Association of Clinical Events With Everolimus Exposure in Kidney Transplant Patients Receiving Low Doses of Tacrolimus

Abstract

A key objective in the use of immunosuppression after kidney transplantation is to attain the optimal balance between efficacy and safety. In a phase 3b, multicenter, randomized, open-label, noninferiority study, the incidences of clinical events, renal dysfunction, and adverse events (AEs) were analyzed at 12 months in 309 de novo renal transplant recipients receiving everolimus (EVR), low-dose tacrolimus (LTac), and prednisone. Cox proportional hazard regression modeling was used to estimate the probability of clinical events at specified combinations of time-normalized EVR and Tac trough concentrations. At 12 months, the highest incidence of treated biopsy-proven acute rejection (tBPAR) and graft loss occurred most often in patients with EVR trough concentration <3 ng/mL (64.7% and 10.5%, respectively). At 1 month and 12 months, increasing EVR levels were associated with fewer tBPAR events (both p < 0.0001). Low estimated glomerular filtration rate (eGFR) and decreased eGFR occurred more often in patients with lower EVR and higher Tac levels. AEs were most often observed in patients with EVR levels <3 ng/mL. This study supports maintaining an EVR trough concentration of 3-8 ng/mL, when combined with LTac, to achieve balanced efficacy and safety in renal transplant recipients.

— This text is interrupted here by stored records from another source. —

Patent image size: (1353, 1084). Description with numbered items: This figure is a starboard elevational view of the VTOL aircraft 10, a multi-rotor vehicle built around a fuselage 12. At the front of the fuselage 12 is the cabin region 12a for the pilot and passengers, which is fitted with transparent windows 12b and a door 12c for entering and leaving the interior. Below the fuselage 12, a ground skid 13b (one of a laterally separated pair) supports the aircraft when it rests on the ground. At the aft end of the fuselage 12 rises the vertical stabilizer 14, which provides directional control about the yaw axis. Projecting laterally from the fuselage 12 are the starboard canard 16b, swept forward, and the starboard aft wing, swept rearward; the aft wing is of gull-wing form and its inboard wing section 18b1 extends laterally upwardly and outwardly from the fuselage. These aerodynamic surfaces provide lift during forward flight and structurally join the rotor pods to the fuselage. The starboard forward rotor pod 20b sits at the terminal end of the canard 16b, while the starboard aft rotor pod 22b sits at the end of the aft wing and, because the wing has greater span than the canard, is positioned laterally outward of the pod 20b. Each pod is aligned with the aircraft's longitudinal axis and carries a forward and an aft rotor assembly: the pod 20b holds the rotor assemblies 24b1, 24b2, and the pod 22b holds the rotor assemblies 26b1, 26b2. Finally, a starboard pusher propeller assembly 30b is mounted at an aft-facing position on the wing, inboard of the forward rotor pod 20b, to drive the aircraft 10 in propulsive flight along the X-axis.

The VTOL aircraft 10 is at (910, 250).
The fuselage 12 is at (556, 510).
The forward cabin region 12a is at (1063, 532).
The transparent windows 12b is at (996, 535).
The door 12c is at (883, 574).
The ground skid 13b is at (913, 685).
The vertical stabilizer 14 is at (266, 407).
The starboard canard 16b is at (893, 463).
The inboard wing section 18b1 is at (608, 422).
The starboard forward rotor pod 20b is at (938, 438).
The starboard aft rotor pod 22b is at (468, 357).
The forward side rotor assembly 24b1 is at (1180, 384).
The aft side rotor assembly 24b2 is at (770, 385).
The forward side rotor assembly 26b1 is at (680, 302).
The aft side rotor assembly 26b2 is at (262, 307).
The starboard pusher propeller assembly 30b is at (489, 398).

Trial registration: NCT01025817.

Keywords: calcineurin inhibitor: tacrolimus; clinical research/practice; immunosuppressant; immunosuppressive regimens; kidney transplantation/nephrology; mechanistic target of rapamycin (mTOR); mechanistic target of rapamycin: everolimus; minimization/withdrawal.

Figure 1

Estimated probability of tBPAR as a function of time‐normalized everolimus and tacrolimus trough levels (pharmacokinetics efficacy population) at (A) 1 month and (B) 12 months posttransplantation. tBPAR, treated biopsy‐proven acute rejection.

Figure 2

Estimated probability of (A) low eGFR (B) decreased eGFR, and (C) high urinary protein:creatinine ratio (≥500 mg/g) at 12 months posttransplantation. eGFR, estimated glomerular filtration rate.